Sunda Kelapa
Sunda Kelapa
sekitar pertengahan abad ke-20.
Sunda Kelapa adalah nama sebuah pelabuhan dan
tempat sekitarnya di Jakarta, Indonesia. Pelabuhan ini terletak di
kelurahan Penjaringan, kecamatan Penjaringan, Jakarta Utara.
Meskipun
sekarang Sunda Kelapa hanyalah nama salah satu pelabuhan di Jakarta, daerah ini
sangat penting karena desa di sekitar pelabuhan Sunda Kelapa adalah cikal-bakal
kota Jakarta yang hari jadinya ditetapkan pada tanggal 22 Juni 1527. Kala itu Kalapa, nama aslinya,
merupakan pelabuhan kerajaan Pajajaran yang beribukota di Pakuan (sekarang kota Bogor) yang direbut oleh pasukan Demak
dan Cirebon.

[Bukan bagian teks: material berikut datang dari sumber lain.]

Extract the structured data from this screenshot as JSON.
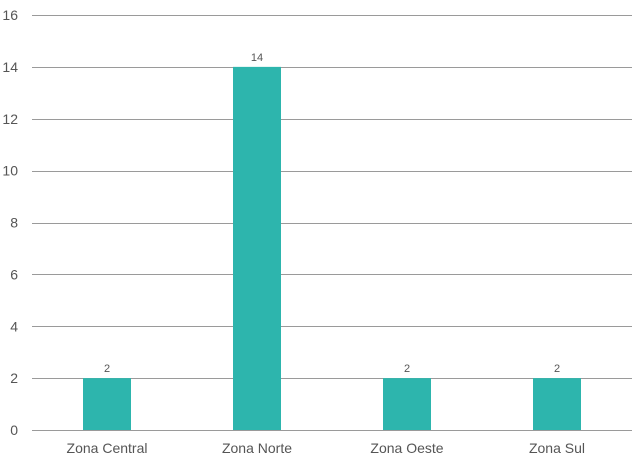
{
  "colors": {
    "bar": "#2db5ad",
    "grid": "#9a9a9a",
    "text": "#555555"
  },
  "chart_data": {
    "type": "bar",
    "title": "",
    "xlabel": "",
    "ylabel": "",
    "categories": [
      "Zona Central",
      "Zona Norte",
      "Zona Oeste",
      "Zona Sul"
    ],
    "values": [
      2,
      14,
      2,
      2
    ],
    "data_labels": [
      "2",
      "14",
      "2",
      "2"
    ],
    "ylim": [
      0,
      16
    ],
    "y_ticks": [
      0,
      2,
      4,
      6,
      8,
      10,
      12,
      14,
      16
    ],
    "y_tick_labels": [
      "0",
      "2",
      "4",
      "6",
      "8",
      "10",
      "12",
      "14",
      "16"
    ],
    "grid": true,
    "legend": "none"
  }
}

Walaupun hari jadi kota Jakarta baru ditetapkan pada abad ke-16, sejarah Sunda Kelapa sudah dimulai
jauh lebih awal, yaitu pada zaman pendahulu Pajajaran, yaitu kerajaan Tarumanagara. Kerajaan Tarumanagara pernah diserang dan ditaklukkan
oleh kerajaan Sriwijaya dari
Sumatera.
Sejarah
Pelabuhan
Kalapa telah dikenal semenjak abad ke-12 dan kala itu merupakan pelabuhan
terpenting Pajajaran. Kemudian pada masa masuknya Islam dan para penjajah
Eropa, Kalapa diperebutkan antara kerajaan-kerajaan Nusantara dan Eropa. Akhirnya
Belanda berhasil menguasainya cukup lama sampai lebih dari 300 tahun. Para
penakluk ini mengganti nama pelabuhan Kalapa dan daerah sekitarnya. Namun pada
awal tahun 1970-an, nama kuno Kalapa kembali digunakan sebagai nama resmi
pelabuhan tua ini dalam bentuk "Sunda Kelapa".
Masa Hindu-Buddha
Menurut
penulis Portugis Tomé Pires, Kalapa
adalah pelabuhan terbesar di Jawa Barat, selain Sunda (Banten), Pontang, Cigede, Tamgara
dan Cimanuk yang juga dimiliki Pajajaran.[1] Sunda Kelapa yang dalam teks ini
disebut Kalapa dianggap pelabuhan yang terpenting karena dapat ditempuh
dari ibu kota kerajaan yang disebut dengan nama Dayo (dalam bahasa Sunda
modern: dayeuh yang berarti kota) dalam tempo dua hari.
Pelabuhan
ini telah dipakai sejak zaman Tarumanagara dan diperkirakan sudah ada sejak abad ke-5 dan saat itu disebut Sundapura.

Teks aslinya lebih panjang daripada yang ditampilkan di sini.